Asked about technologies with which CCS Presentation Systems has recently begun working, Solomon was quick to cite the Jetbuilt software platform, which, she said, has proved invaluable. “Internally,” she began, “we have embraced the [platform] for estimating and creating project scopes and proposals. It has saved countless hours and thousands of dollars, and [it has] given us a much more accurate view of labor utilization and costs.” These insights are tremendously useful for a firm of CCS Presentation Systems’ size and diversity.

Finally, we asked Solomon whether any particular organization, association or resource has stood out as being especially helpful in CCS Presentation Systems’ continued growth and success. “AVIXA would be our number-one choice,” she affirmed. “Their trainings and certification programs have been invaluable for our integration staff.”

RED THREAD

Next, we spoke to RED THREAD (www.red-thread.com), which was established in 2012 when Office Environments of New England, BKM Total Office and Business Interiors joined forces as a regional enterprise. The firm, which employs more than 470 people, integrates furniture, architectural products and audiovisual technology to create holistically designed spaces.

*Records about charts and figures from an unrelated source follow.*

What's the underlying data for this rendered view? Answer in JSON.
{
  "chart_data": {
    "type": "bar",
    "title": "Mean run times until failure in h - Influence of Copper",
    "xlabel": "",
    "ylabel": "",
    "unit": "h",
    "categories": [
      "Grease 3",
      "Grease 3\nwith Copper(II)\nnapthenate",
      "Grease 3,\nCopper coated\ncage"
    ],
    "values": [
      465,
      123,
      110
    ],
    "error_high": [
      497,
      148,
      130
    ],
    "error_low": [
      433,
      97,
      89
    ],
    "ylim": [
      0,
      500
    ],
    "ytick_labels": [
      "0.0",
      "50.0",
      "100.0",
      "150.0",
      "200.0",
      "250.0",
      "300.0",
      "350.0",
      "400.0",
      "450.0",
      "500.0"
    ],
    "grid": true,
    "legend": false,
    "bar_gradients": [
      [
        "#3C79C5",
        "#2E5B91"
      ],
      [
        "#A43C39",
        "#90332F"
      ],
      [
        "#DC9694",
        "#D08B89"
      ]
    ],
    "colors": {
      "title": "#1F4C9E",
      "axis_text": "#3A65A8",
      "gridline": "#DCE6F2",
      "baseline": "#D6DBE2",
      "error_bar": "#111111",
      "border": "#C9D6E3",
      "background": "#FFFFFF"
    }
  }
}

It has showrooms in Boston MA, East Hartford CT, Stamford CT, Manchester NH and Portland ME. In addition, RED THREAD has three sales offices/warehouses in Connecticut, three in Massachusetts, and one each in Vermont and Maine. We spoke to Jay Kowalsky, who serves as Director of Audiovisual Operations.

We asked Kowalsky about the corporate-campus vertical market, inquiring about how broader trends that are currently shaping the commercial AV space are trickling down to workplace environments. “I would say more and more of our customers have begun to utilize their spaces as a venue for customer experiences, rather than just [as] a place where workers can be productive,” he explained. Kowalsky added that installed AV technology could be a key factor in creating and sustaining those experiences.

When asked about technologies that RED THREAD and its clients are really coming to embrace, Kowalsky did not hesitate to bring up one of the biggest buzzwords in our industry: AVoIP. “Most recently,” he began, “we have been designing and deploying a fair amount of AVoIP systems—both localized [ones] and [those] living on the customer’s network.” Kowalsky noted that, although the ascendance of AVoIP hasn’t necessarily made things easier for RED THREAD, “It has enhanced our ability to provide a solution that works for some of our customers. It has also challenged our folks [to step] outside of their comfort zone.” As has been covered extensively in both Sound & Communications and IT/AV Report in recent issues, the dividing line between AV professionals and IT professionals has largely disappeared, meaning practitioners in our industry have to be fully conversant in the language of the network.

Although much of RED THREAD’s success is attributable to its own internal resources, Kowalsky was quick to give credit to USAV Group (www.usavgroup.net)—a nationwide network of commercial AV specialists—for the value it provides. “We are a member of USAV Group,” he affirmed, “[and it] provides opportunities for integrators outside of their typical business plans. [The group offers] support and, in some cases, buying power.”

Asked for closing thoughts, Kowalsky underscored RED THREAD’s customer focus and organizational nimbleness. “Our business is unique,” he said, “in that we leverage relationships from other business segments within our organization to provide the technology that fits our customers’ needs.” He described the company’s transition from being “a furniture company that does AV” to what he called “the best option for technology in the northeast,” an opinion, he quipped with a chuckle, that was totally unbiased.

Conclusion

Even as some economists forecast a recession somewhere on the horizon—it appears that the 2010s will be the first decade without a recession in the US since the 1800s—the commercial AV industry shows no signs of slowing down; in fact, on the contrary, growth estimates are being upwardly revised. Many factors (technological, vertical market-driven and geographical) are contributing to our industry’s strength, but, irrespective of the causes, there is good reason to remain optimistic about AV integrators’ ability to earn a great living by delivering exceptional experiences.